Gloria Katherine Chomiak Atamanenko (April 28, 1932 – October 12, 2017) was a Canadian social worker, writer, editor, and translator. As a teenager in the United States, she made headlines as the winner of a national essay contest on the theme "I Speak for Democracy".

== Early life and education ==
Gloria Chomiak was born in Fort Vermilion, Alberta, the daughter of Peter Chomiak and Nellie Pikulik Chomiak. Her parents were farmers, both Ukrainian-born immigrants to Canada, and her first language was Ukrainian. She was educated at home and through correspondence courses until age 15, when she attended a high school in Wilmington, Delaware, and lived with her uncle there.

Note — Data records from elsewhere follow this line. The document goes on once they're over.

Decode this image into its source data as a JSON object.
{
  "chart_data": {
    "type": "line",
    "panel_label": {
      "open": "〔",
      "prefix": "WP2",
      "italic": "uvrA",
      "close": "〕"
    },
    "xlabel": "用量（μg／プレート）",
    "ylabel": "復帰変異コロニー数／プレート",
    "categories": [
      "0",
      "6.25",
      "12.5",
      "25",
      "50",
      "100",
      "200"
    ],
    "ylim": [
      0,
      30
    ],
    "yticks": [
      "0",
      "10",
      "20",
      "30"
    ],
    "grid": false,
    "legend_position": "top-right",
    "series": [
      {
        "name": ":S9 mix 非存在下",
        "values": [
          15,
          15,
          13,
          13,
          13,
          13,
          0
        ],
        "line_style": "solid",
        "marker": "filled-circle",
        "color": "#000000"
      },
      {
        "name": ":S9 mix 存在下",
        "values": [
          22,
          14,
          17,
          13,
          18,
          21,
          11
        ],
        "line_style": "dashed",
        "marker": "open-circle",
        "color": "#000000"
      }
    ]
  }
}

In 1950, Chomiak won a $500 scholarship as one of four national finalists in an "I Speak for Democracy" essay contest, selected from over a million entries. Her essay, which began "I speak for democracy, because two generations back my ancestors could not", was read into the Congressional Record by Senator John J. Williams, who commented that "This essay should be read not only by every student but more important, it should be read by every adult in this country." Her essay was reprinted in newspapers across the United States, and she met Harry S. Truman, Alben W. Barkley and Senator J. Allen Frear Jr. The Voice of America invited her to read a translation of her essay in Ukrainian, for a special broadcast. An episode of the radio program Cavalcade of America dramatized her story, with Peggy Ann Garner originally cast as Chomiak. Susan Douglas played the role instead, and Chomiak read her essay aloud during the national live broadcast. She also read the essay at a Daughters of the American Revolution conference, and at church events.

Chomiak graduated from Swarthmore College in 1955. She earned a master's degree in counseling and psychology from the University of Victoria in 1980, with a thesis titled "Family Relationships and Creativity-related Personality Factors: Perspectives from Three Literatures" (1980).

== Career ==
Atamanenko was a psychiatric social worker in Williams Lake, British Columbia, Edmonton, and Vancouver. In 1998 she was honored by the Learning Disabilities Association of British Columbia, for her work for disabled children and adults. She was also a writer and translator; she wrote essays for Lived Experience, a Canadian literary annual, and translated Mykhailo Mikolajovich Ivanychuk's Fourteen Months on Franz Joseph Land (1934) from Russian and Ukrainian into English. She co-edited a collection of biographical essays, Gumption Grit: Women of the Cariboo Chilcotin (2009, with Karen Thompson, Pam Mahon, and Sage Birchwater). She also helped compile a collection of local elders' writings, as Looking Back, Looking Forward: Cariboo Seniors' Stories and Poems (2002). She was active in adult education and in NDP politics in the Cariboo-Chilcotin constituency.

== Personal life ==
Gloria Chomiak married George Atamanenko in 1953. They had two sons, Boris and Peter. She survived a stroke in 2006 and used a wheelchair in her later years. She died in 2017, aged 85 years, in Williams Lake.